MERCATO IMMOBILIARE: aumento delle compravendite (+6,6%), dei prezzi (+4,3%) e dei mutui (+18,8%), nel 2025

Il 2025 archivia alcuni anni di incertezza, restituendoci un mercato immobiliare italiano in forte espansione, con famiglie che sono tornate ad acquistare e le banche a erogare mutui.
L’analisi dei Dati Statistici Notarili (DSN), pubblicato dal Consiglio Nazionale del Notariato, infatti, restituisce la fotografia di un “sistema Paese” capace di assorbire gli shock inflattivi e le rigidezze passate, trovando un nuovo e solido punto di equilibrio:

I Numeri Chiave del Mercato 2025

  • Compravendite
    Abitazioni Vendute
    676.538

    634.498 nel 2024

    Un mercato guidato dalla voglia di “Prima Casa”, che da sola assorbe il 65% degli acquisti totali grazie agli sconti fiscali statali.
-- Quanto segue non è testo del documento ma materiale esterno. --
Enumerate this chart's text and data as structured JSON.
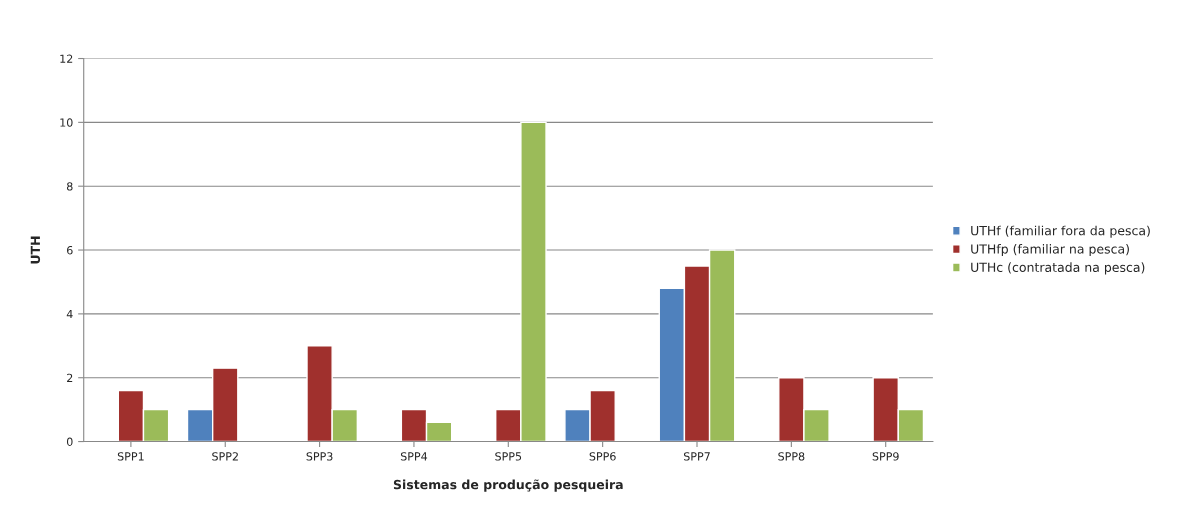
{
  "chart_data": {
    "type": "bar",
    "xlabel": "Sistemas de produção pesqueira",
    "ylabel": "UTH",
    "categories": [
      "SPP1",
      "SPP2",
      "SPP3",
      "SPP4",
      "SPP5",
      "SPP6",
      "SPP7",
      "SPP8",
      "SPP9"
    ],
    "series": [
      {
        "name": "UTHf (familiar fora da pesca)",
        "color": "#4f81bd",
        "values": [
          null,
          1,
          null,
          null,
          null,
          1,
          4.8,
          null,
          null
        ]
      },
      {
        "name": "UTHfp (familiar na pesca)",
        "color": "#a0302d",
        "values": [
          1.6,
          2.3,
          3,
          1,
          1,
          1.6,
          5.5,
          2,
          2
        ]
      },
      {
        "name": "UTHc (contratada na pesca)",
        "color": "#9bbb59",
        "values": [
          1,
          null,
          1,
          0.6,
          10,
          null,
          6,
          1,
          1
        ]
      }
    ],
    "ylim": [
      0,
      12
    ],
    "yticks": [
      0,
      2,
      4,
      6,
      8,
      10,
      12
    ],
    "grid": "y",
    "legend": "right"
  }
}
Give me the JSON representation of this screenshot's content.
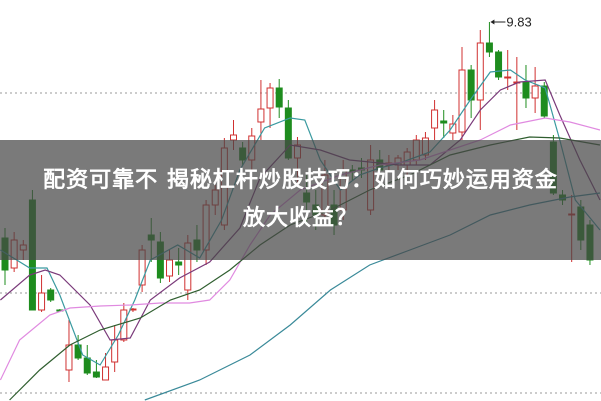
{
  "headline": {
    "line1": "配资可靠不 揭秘杠杆炒股技巧：如何巧妙运用资金",
    "line2": "放大收益？"
  },
  "chart_data": {
    "type": "candlestick",
    "ylim": [
      6.04,
      10.05
    ],
    "grid": true,
    "gridlines": [
      9.12,
      7.12,
      6.12
    ],
    "colors": {
      "up": "#d03030",
      "down": "#1e8c1e",
      "grid": "#999999"
    },
    "annotation": {
      "label": "9.83",
      "value": 9.83,
      "candle_index": 53
    },
    "candles": [
      [
        7.67,
        7.35,
        7.77,
        7.2
      ],
      [
        7.37,
        7.65,
        7.73,
        7.33
      ],
      [
        7.55,
        7.6,
        7.65,
        7.45
      ],
      [
        8.05,
        6.95,
        8.15,
        6.95
      ],
      [
        6.95,
        7.12,
        7.3,
        6.93
      ],
      [
        7.15,
        7.05,
        7.17,
        7.03
      ],
      [
        6.95,
        6.94,
        6.96,
        6.93
      ],
      [
        6.35,
        6.6,
        6.85,
        6.23
      ],
      [
        6.6,
        6.47,
        6.7,
        6.45
      ],
      [
        6.47,
        6.32,
        6.6,
        6.3
      ],
      [
        6.33,
        6.28,
        6.45,
        6.27
      ],
      [
        6.25,
        6.38,
        6.52,
        6.25
      ],
      [
        6.43,
        6.65,
        6.8,
        6.33
      ],
      [
        6.65,
        6.95,
        7.02,
        6.63
      ],
      [
        6.95,
        6.96,
        6.97,
        6.93
      ],
      [
        7.2,
        7.55,
        7.6,
        7.13
      ],
      [
        7.7,
        7.65,
        7.87,
        7.43
      ],
      [
        7.63,
        7.27,
        7.73,
        7.22
      ],
      [
        7.29,
        7.45,
        7.55,
        7.23
      ],
      [
        7.43,
        7.4,
        7.57,
        7.3
      ],
      [
        7.15,
        7.62,
        7.7,
        7.05
      ],
      [
        7.65,
        7.55,
        7.8,
        7.43
      ],
      [
        7.55,
        8.0,
        8.05,
        7.4
      ],
      [
        8.0,
        8.15,
        8.2,
        7.9
      ],
      [
        7.8,
        8.57,
        8.67,
        7.75
      ],
      [
        8.65,
        8.7,
        8.85,
        8.55
      ],
      [
        8.57,
        8.45,
        8.63,
        8.4
      ],
      [
        8.45,
        8.69,
        8.77,
        8.35
      ],
      [
        8.83,
        8.96,
        9.25,
        8.65
      ],
      [
        8.97,
        9.17,
        9.22,
        8.77
      ],
      [
        9.17,
        8.98,
        9.26,
        8.87
      ],
      [
        8.97,
        8.47,
        9.05,
        8.45
      ],
      [
        8.47,
        8.6,
        8.68,
        8.2
      ],
      [
        8.12,
        8.03,
        8.3,
        7.8
      ],
      [
        8.0,
        7.9,
        8.15,
        7.75
      ],
      [
        7.9,
        8.3,
        8.45,
        7.8
      ],
      [
        8.0,
        7.8,
        8.15,
        7.7
      ],
      [
        7.95,
        8.35,
        8.45,
        7.85
      ],
      [
        8.35,
        8.33,
        8.4,
        8.25
      ],
      [
        8.37,
        8.35,
        8.47,
        8.27
      ],
      [
        7.95,
        8.45,
        8.6,
        7.9
      ],
      [
        8.45,
        8.35,
        8.55,
        8.3
      ],
      [
        8.4,
        8.42,
        8.5,
        8.35
      ],
      [
        8.4,
        8.47,
        8.5,
        8.35
      ],
      [
        8.4,
        8.53,
        8.57,
        8.3
      ],
      [
        8.45,
        8.65,
        8.7,
        8.4
      ],
      [
        8.5,
        8.67,
        8.73,
        8.45
      ],
      [
        8.77,
        8.95,
        9.05,
        8.65
      ],
      [
        8.84,
        8.82,
        8.95,
        8.67
      ],
      [
        8.72,
        8.81,
        8.9,
        8.65
      ],
      [
        8.73,
        9.35,
        9.58,
        8.65
      ],
      [
        9.35,
        9.05,
        9.4,
        8.87
      ],
      [
        9.05,
        9.62,
        9.75,
        8.75
      ],
      [
        9.62,
        9.53,
        9.83,
        9.48
      ],
      [
        9.53,
        9.28,
        9.55,
        9.25
      ],
      [
        9.27,
        9.28,
        9.55,
        9.15
      ],
      [
        9.22,
        9.23,
        9.48,
        8.75
      ],
      [
        9.23,
        9.07,
        9.4,
        8.97
      ],
      [
        9.07,
        9.19,
        9.38,
        8.92
      ],
      [
        9.19,
        8.89,
        9.23,
        8.87
      ],
      [
        8.63,
        8.12,
        8.7,
        8.1
      ],
      [
        8.1,
        8.05,
        8.15,
        8.0
      ],
      [
        7.9,
        7.91,
        8.1,
        7.43
      ],
      [
        7.98,
        7.65,
        8.05,
        7.55
      ],
      [
        7.8,
        7.45,
        7.85,
        7.4
      ]
    ],
    "candle_fields": [
      "open",
      "close",
      "high",
      "low"
    ],
    "moving_averages": [
      {
        "color": "#3a9aa0",
        "points": [
          [
            -0.5,
            7.55
          ],
          [
            2.7,
            7.37
          ],
          [
            4.6,
            7.37
          ],
          [
            6.0,
            7.1
          ],
          [
            8.5,
            6.5
          ],
          [
            10.4,
            6.4
          ],
          [
            12.4,
            6.7
          ],
          [
            14.2,
            7.05
          ],
          [
            15.9,
            7.45
          ],
          [
            18.9,
            7.6
          ],
          [
            21.3,
            7.47
          ],
          [
            23.7,
            7.85
          ],
          [
            25.7,
            8.35
          ],
          [
            28.4,
            8.77
          ],
          [
            31.2,
            8.87
          ],
          [
            32.8,
            8.85
          ],
          [
            34.5,
            8.45
          ],
          [
            36.7,
            8.15
          ],
          [
            38.8,
            8.3
          ],
          [
            41.0,
            8.37
          ],
          [
            43.2,
            8.42
          ],
          [
            46.5,
            8.53
          ],
          [
            48.7,
            8.75
          ],
          [
            50.9,
            9.05
          ],
          [
            53.1,
            9.33
          ],
          [
            55.3,
            9.35
          ],
          [
            56.9,
            9.25
          ],
          [
            59.1,
            9.17
          ],
          [
            60.7,
            8.65
          ],
          [
            62.4,
            8.05
          ],
          [
            65.1,
            7.75
          ]
        ]
      },
      {
        "color": "#7a3a7a",
        "points": [
          [
            -0.5,
            7.05
          ],
          [
            2.7,
            7.3
          ],
          [
            4.4,
            7.35
          ],
          [
            6.0,
            7.3
          ],
          [
            9.3,
            7.0
          ],
          [
            11.5,
            6.65
          ],
          [
            13.7,
            6.67
          ],
          [
            15.9,
            7.05
          ],
          [
            19.1,
            7.27
          ],
          [
            22.4,
            7.43
          ],
          [
            25.7,
            7.77
          ],
          [
            27.9,
            8.27
          ],
          [
            31.2,
            8.6
          ],
          [
            34.5,
            8.55
          ],
          [
            37.7,
            8.45
          ],
          [
            41.0,
            8.42
          ],
          [
            43.2,
            8.4
          ],
          [
            46.5,
            8.4
          ],
          [
            49.8,
            8.65
          ],
          [
            52.0,
            8.95
          ],
          [
            54.2,
            9.15
          ],
          [
            56.3,
            9.23
          ],
          [
            59.1,
            9.25
          ],
          [
            60.7,
            8.9
          ],
          [
            62.9,
            8.45
          ],
          [
            65.1,
            8.05
          ]
        ]
      },
      {
        "color": "#e08ae0",
        "points": [
          [
            -0.5,
            6.25
          ],
          [
            1.6,
            6.65
          ],
          [
            4.9,
            6.9
          ],
          [
            7.1,
            6.97
          ],
          [
            10.4,
            6.99
          ],
          [
            13.7,
            7.0
          ],
          [
            17.0,
            7.02
          ],
          [
            20.2,
            7.02
          ],
          [
            22.4,
            7.05
          ],
          [
            24.6,
            7.25
          ],
          [
            26.8,
            7.6
          ],
          [
            29.0,
            7.9
          ],
          [
            32.3,
            8.15
          ],
          [
            36.7,
            8.3
          ],
          [
            41.0,
            8.4
          ],
          [
            45.4,
            8.45
          ],
          [
            48.7,
            8.55
          ],
          [
            52.0,
            8.65
          ],
          [
            55.3,
            8.8
          ],
          [
            59.1,
            8.87
          ],
          [
            61.8,
            8.83
          ],
          [
            65.1,
            8.75
          ]
        ]
      },
      {
        "color": "#2f5e2f",
        "points": [
          [
            0.5,
            6.05
          ],
          [
            3.8,
            6.35
          ],
          [
            7.1,
            6.6
          ],
          [
            10.4,
            6.75
          ],
          [
            14.8,
            6.87
          ],
          [
            18.1,
            7.05
          ],
          [
            21.3,
            7.15
          ],
          [
            24.6,
            7.35
          ],
          [
            27.9,
            7.6
          ],
          [
            31.2,
            7.8
          ],
          [
            35.6,
            7.95
          ],
          [
            39.9,
            8.15
          ],
          [
            44.3,
            8.3
          ],
          [
            48.7,
            8.5
          ],
          [
            53.1,
            8.6
          ],
          [
            57.4,
            8.68
          ],
          [
            60.7,
            8.67
          ],
          [
            65.1,
            8.6
          ]
        ]
      },
      {
        "color": "#3a8a99",
        "points": [
          [
            15.3,
            6.05
          ],
          [
            21.3,
            6.25
          ],
          [
            26.8,
            6.5
          ],
          [
            31.2,
            6.8
          ],
          [
            35.6,
            7.15
          ],
          [
            39.9,
            7.4
          ],
          [
            44.3,
            7.55
          ],
          [
            48.7,
            7.7
          ],
          [
            53.1,
            7.9
          ],
          [
            57.4,
            8.0
          ],
          [
            61.8,
            8.08
          ],
          [
            65.1,
            8.12
          ]
        ]
      }
    ]
  }
}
  • Variazione Tendenziale
    Trend Compravendite
    +6,6%

    Su base annua

    Il mercato delle abitazioni registra un’espansione decisa rispetto all’anno precedente, consolidando definitivamente il trend di ripresa.

  • Prezzi e Valore
    Crescita dei Valori
    +4,3%

    Sul 2024

    Oltre all’aumento delle compravendite, si registra un innalzamento generalizzato dei prezzi delle case a livello nazionale.
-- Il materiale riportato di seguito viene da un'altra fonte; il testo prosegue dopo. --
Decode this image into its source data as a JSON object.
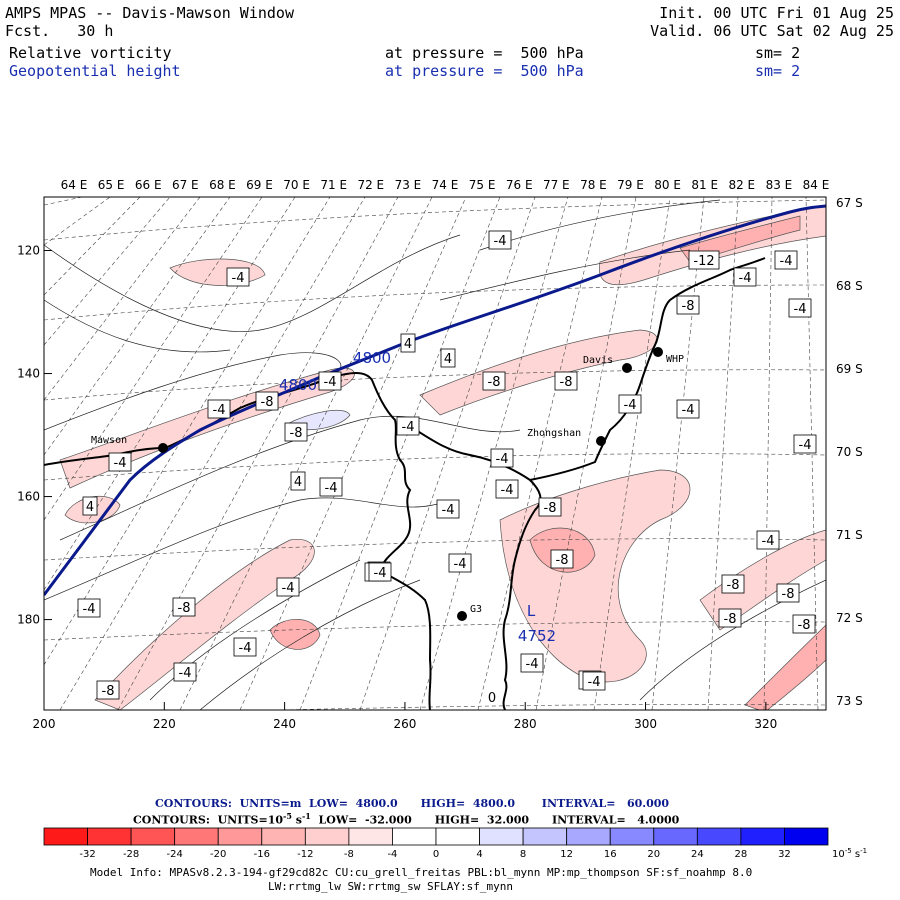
{
  "header": {
    "title": "AMPS MPAS -- Davis-Mawson Window",
    "fcst_label": "Fcst.",
    "fcst_value": "30 h",
    "init": "Init. 00 UTC Fri 01 Aug 25",
    "valid": "Valid. 06 UTC Sat 02 Aug 25",
    "field1": {
      "name": "Relative vorticity",
      "level": "at pressure =  500 hPa",
      "smooth": "sm= 2"
    },
    "field2": {
      "name": "Geopotential height",
      "level": "at pressure =  500 hPa",
      "smooth": "sm= 2"
    }
  },
  "axes": {
    "top_lon_labels": [
      "64 E",
      "65 E",
      "66 E",
      "67 E",
      "68 E",
      "69 E",
      "70 E",
      "71 E",
      "72 E",
      "73 E",
      "74 E",
      "75 E",
      "76 E",
      "77 E",
      "78 E",
      "79 E",
      "80 E",
      "81 E",
      "82 E",
      "83 E",
      "84 E"
    ],
    "right_lat_labels": [
      "67 S",
      "68 S",
      "69 S",
      "70 S",
      "71 S",
      "72 S",
      "73 S"
    ],
    "bottom_x_ticks": [
      200,
      220,
      240,
      260,
      280,
      300,
      320
    ],
    "left_y_ticks": [
      120,
      140,
      160,
      180
    ]
  },
  "stations": [
    {
      "name": "Mawson"
    },
    {
      "name": "Davis"
    },
    {
      "name": "WHP"
    },
    {
      "name": "Zhongshan"
    },
    {
      "name": "G3"
    }
  ],
  "height_labels": [
    "4800",
    "4800",
    "4752"
  ],
  "low_marker": "L",
  "vorticity_labels": [
    "-4",
    "-12",
    "-4",
    "-4",
    "-8",
    "-4",
    "-4",
    "4",
    "4",
    "-8",
    "-4",
    "-8",
    "-4",
    "-8",
    "-4",
    "4",
    "-4",
    "-4",
    "-4",
    "-8",
    "-4",
    "4",
    "-4",
    "-4",
    "-4",
    "-4",
    "-4",
    "-8",
    "-8",
    "-4",
    "-8",
    "-4",
    "-4",
    "-8",
    "-4",
    "-4",
    "-8",
    "-4",
    "-8",
    "-8",
    "-8",
    "-4",
    "-8",
    "-8",
    "-4",
    "0",
    "-4"
  ],
  "contour_info": {
    "line1": {
      "label": "CONTOURS:",
      "units": "UNITS=m",
      "low": "LOW=  4800.0",
      "high": "HIGH=  4800.0",
      "interval": "INTERVAL=   60.000"
    },
    "line2": {
      "label": "CONTOURS:",
      "units": "UNITS=10",
      "units_exp": "-5",
      "units_tail": " s",
      "units_tail_exp": "-1",
      "low": "LOW=  -32.000",
      "high": "HIGH=  32.000",
      "interval": "INTERVAL=   4.0000"
    }
  },
  "colorbar": {
    "colors": [
      "#ff1a1a",
      "#ff3333",
      "#ff5555",
      "#ff7777",
      "#ff9999",
      "#ffb4b4",
      "#ffcfcf",
      "#ffe6e6",
      "#ffffff",
      "#ffffff",
      "#e0e0ff",
      "#c4c4ff",
      "#a8a8ff",
      "#8888ff",
      "#6868ff",
      "#4848ff",
      "#2020ff",
      "#0000f0"
    ],
    "tick_labels": [
      "-32",
      "-28",
      "-24",
      "-20",
      "-16",
      "-12",
      "-8",
      "-4",
      "0",
      "4",
      "8",
      "12",
      "16",
      "20",
      "24",
      "28",
      "32"
    ],
    "units": "10",
    "units_exp": "-5",
    "units_tail": " s",
    "units_tail_exp": "-1"
  },
  "model_info": {
    "line1": "Model Info: MPASv8.2.3-194-gf29cd82c CU:cu_grell_freitas PBL:bl_mynn MP:mp_thompson SF:sf_noahmp 8.0",
    "line2": "LW:rrtmg_lw SW:rrtmg_sw SFLAY:sf_mynn"
  },
  "colors": {
    "height_contour": "#0a1a8c",
    "label_blue": "#1a2fb0",
    "low_fill": "#ffeeee"
  }
}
l valore complessivo delle transazioni ha superato i 145 miliardi di euro, con una crescita di oltre 6 miliardi rispetto al 2024.
Nel passaggio tra il primo e il secondo semestre, inoltre, a fronte di un aumento delle compravendite del +4,68%, i capitali utilizzati sono cresciuti a velocità quasi tripla, segnando un +12,2% (con un’iniezione di oltre 8,3 miliardi di euro aggiuntivi), con un’asimmetria che è il sintomo matematico di un innalzamento progressivo dei prezzi medi.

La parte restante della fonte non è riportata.